For example, in October, New York put an end to the fraudulent document problem in its courts. Some Ohio courts started making similar efforts. And on Monday, New Jersey put in place rules to end document fraud in its system. New Jersey also called out major banks and demanded they affirmatively demonstrate that their foreclosure procedures are sound. This list of judges standing up for the system is hardly exhaustive.

In each case, the judges made clear they weren’t picking sides. They were merely enforcing the rules, making sure the banks didn’t get special exceptions unavailable to anyone else.

Split-Second Justice

Unfortunately, not all judges are responding to the foreclosure mess this way. Those in Florida have been particularly notorious, and new rulings show at least some members of the Florida judiciary seem more committed to speeding foreclosures through to completion than anything else.

For example, Florida’s infamous “rocket dockets,” in which a foreclosure case can take mere seconds or a few minutes to complete, continue. The Lee County court schedule for December shows two days with over 60 cases scheduled, two with over 25 and one with four. (No other days have cases scheduled.) Given the length of the court day, 25+ cases in a day amounts to at best several minutes a case. Attorneys defending foreclosures have taken several days to deal with just one.

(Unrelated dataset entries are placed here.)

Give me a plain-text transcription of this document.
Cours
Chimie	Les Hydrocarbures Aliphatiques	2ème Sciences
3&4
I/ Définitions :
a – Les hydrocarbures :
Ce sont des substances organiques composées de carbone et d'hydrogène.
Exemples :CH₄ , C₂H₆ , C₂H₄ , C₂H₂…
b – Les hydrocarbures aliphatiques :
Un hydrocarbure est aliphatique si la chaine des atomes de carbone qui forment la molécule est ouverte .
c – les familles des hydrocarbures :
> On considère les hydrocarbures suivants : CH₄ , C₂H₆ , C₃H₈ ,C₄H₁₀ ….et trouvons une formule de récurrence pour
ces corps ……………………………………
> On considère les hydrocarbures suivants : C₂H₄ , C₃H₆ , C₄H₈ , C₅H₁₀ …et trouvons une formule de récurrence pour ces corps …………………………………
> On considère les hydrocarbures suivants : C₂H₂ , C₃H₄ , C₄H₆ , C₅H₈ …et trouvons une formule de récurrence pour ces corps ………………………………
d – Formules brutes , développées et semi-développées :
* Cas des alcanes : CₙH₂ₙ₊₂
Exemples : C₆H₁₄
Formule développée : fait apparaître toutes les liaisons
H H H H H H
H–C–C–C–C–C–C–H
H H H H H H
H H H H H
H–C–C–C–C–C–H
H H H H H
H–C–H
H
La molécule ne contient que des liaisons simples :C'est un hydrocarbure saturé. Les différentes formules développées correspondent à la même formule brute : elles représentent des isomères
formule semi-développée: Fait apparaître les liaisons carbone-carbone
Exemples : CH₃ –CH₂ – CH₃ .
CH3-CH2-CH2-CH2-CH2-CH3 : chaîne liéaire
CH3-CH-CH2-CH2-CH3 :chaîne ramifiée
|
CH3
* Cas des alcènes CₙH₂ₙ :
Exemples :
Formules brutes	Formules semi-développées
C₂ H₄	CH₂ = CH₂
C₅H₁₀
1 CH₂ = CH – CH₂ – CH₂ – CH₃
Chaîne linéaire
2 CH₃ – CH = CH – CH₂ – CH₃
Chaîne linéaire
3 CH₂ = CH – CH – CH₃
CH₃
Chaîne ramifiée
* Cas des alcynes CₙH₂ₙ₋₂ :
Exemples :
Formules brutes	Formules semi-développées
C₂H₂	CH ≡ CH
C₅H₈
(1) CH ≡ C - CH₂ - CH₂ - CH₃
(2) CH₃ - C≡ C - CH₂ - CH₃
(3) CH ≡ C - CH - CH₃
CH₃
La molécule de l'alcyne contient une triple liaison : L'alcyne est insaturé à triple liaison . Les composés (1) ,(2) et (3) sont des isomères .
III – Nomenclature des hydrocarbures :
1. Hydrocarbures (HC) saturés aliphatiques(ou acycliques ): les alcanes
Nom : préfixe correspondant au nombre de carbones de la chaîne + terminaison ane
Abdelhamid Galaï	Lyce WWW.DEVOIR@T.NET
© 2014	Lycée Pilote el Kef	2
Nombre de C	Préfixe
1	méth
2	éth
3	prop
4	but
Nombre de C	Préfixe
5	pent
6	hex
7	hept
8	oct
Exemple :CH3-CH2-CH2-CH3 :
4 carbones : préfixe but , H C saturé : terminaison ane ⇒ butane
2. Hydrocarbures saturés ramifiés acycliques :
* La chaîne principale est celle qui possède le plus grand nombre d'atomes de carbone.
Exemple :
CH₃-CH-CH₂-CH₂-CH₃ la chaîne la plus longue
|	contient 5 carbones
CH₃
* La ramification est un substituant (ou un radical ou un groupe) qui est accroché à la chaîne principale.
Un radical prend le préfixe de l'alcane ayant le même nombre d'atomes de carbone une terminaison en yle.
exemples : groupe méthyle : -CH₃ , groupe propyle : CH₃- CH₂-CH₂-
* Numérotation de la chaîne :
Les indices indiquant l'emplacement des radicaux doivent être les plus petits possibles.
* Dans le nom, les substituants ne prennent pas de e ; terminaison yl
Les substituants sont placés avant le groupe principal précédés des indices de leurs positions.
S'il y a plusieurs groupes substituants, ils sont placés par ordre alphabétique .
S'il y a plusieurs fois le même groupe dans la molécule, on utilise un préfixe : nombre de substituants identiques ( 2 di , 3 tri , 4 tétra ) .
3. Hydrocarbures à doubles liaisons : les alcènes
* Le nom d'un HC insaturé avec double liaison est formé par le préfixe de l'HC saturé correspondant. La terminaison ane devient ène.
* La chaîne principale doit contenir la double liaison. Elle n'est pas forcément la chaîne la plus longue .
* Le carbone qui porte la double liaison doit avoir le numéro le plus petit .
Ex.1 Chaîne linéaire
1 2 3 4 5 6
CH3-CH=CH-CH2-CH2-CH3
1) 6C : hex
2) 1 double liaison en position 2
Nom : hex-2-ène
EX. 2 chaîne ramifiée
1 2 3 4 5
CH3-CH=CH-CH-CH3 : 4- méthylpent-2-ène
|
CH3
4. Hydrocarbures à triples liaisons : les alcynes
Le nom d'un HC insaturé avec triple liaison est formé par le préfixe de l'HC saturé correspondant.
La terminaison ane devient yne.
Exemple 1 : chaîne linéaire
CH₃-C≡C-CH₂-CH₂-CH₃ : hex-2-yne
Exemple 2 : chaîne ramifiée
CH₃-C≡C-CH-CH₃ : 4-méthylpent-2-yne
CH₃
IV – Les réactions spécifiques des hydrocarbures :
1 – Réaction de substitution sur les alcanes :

She makes the point that it doesn’t have to and should be this way. The Florida Supreme Court clarified the rules twice and lower courts still ignored it:

Sadly, when the Florida Supreme Court acted last February to improve the integrity of its process by requiring foreclosing banks to verify the accuracy of their attorneys’ filings, the rule was widely ignored, reported the Herald-Tribune. Attorneys claimed it wasn’t yet in effect. So the Florida Supreme Court clarified in June that the rule was indeed in effect.

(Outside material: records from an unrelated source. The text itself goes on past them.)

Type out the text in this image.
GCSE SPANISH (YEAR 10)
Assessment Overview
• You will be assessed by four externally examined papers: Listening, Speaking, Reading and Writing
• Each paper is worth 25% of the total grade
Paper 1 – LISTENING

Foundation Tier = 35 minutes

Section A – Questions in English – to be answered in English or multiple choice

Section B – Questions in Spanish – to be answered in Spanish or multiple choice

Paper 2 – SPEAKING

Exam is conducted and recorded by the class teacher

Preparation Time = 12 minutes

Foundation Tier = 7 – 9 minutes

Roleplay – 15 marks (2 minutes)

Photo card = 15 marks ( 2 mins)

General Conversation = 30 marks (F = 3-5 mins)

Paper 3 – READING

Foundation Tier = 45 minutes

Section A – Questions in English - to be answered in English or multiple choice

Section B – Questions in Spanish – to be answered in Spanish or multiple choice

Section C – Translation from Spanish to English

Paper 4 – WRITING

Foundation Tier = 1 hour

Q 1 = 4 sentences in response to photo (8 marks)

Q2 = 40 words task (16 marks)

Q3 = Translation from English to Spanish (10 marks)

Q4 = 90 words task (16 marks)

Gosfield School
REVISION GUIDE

But now, the Daily Business Review explains, the rule is being bypassed by a new type of robo-signing: The bank employees who sign as having verified the documents aren’t actually checking their accuracy. Another twist: In some cases the same attorneys preparing the filings are signing as verifying the filings. It seems the Florida Supreme Court has quite a challenge on its hands getting its lower-court judges and the attorneys practicing before it to respect the rules for foreclosure cases.

Here’s a crucial point: demanding that banks play by the same rules as everyone else isn’t some abstract and empty ideal that puts form over substance. Despite the banks’ claims to the contrary, their document problems aren’t purely technical. The banks’ records are in such poor shape — the very records used to create the foreclosures — that, as The New York Times has reported, banks are breaking into homes they haven’t foreclosed on.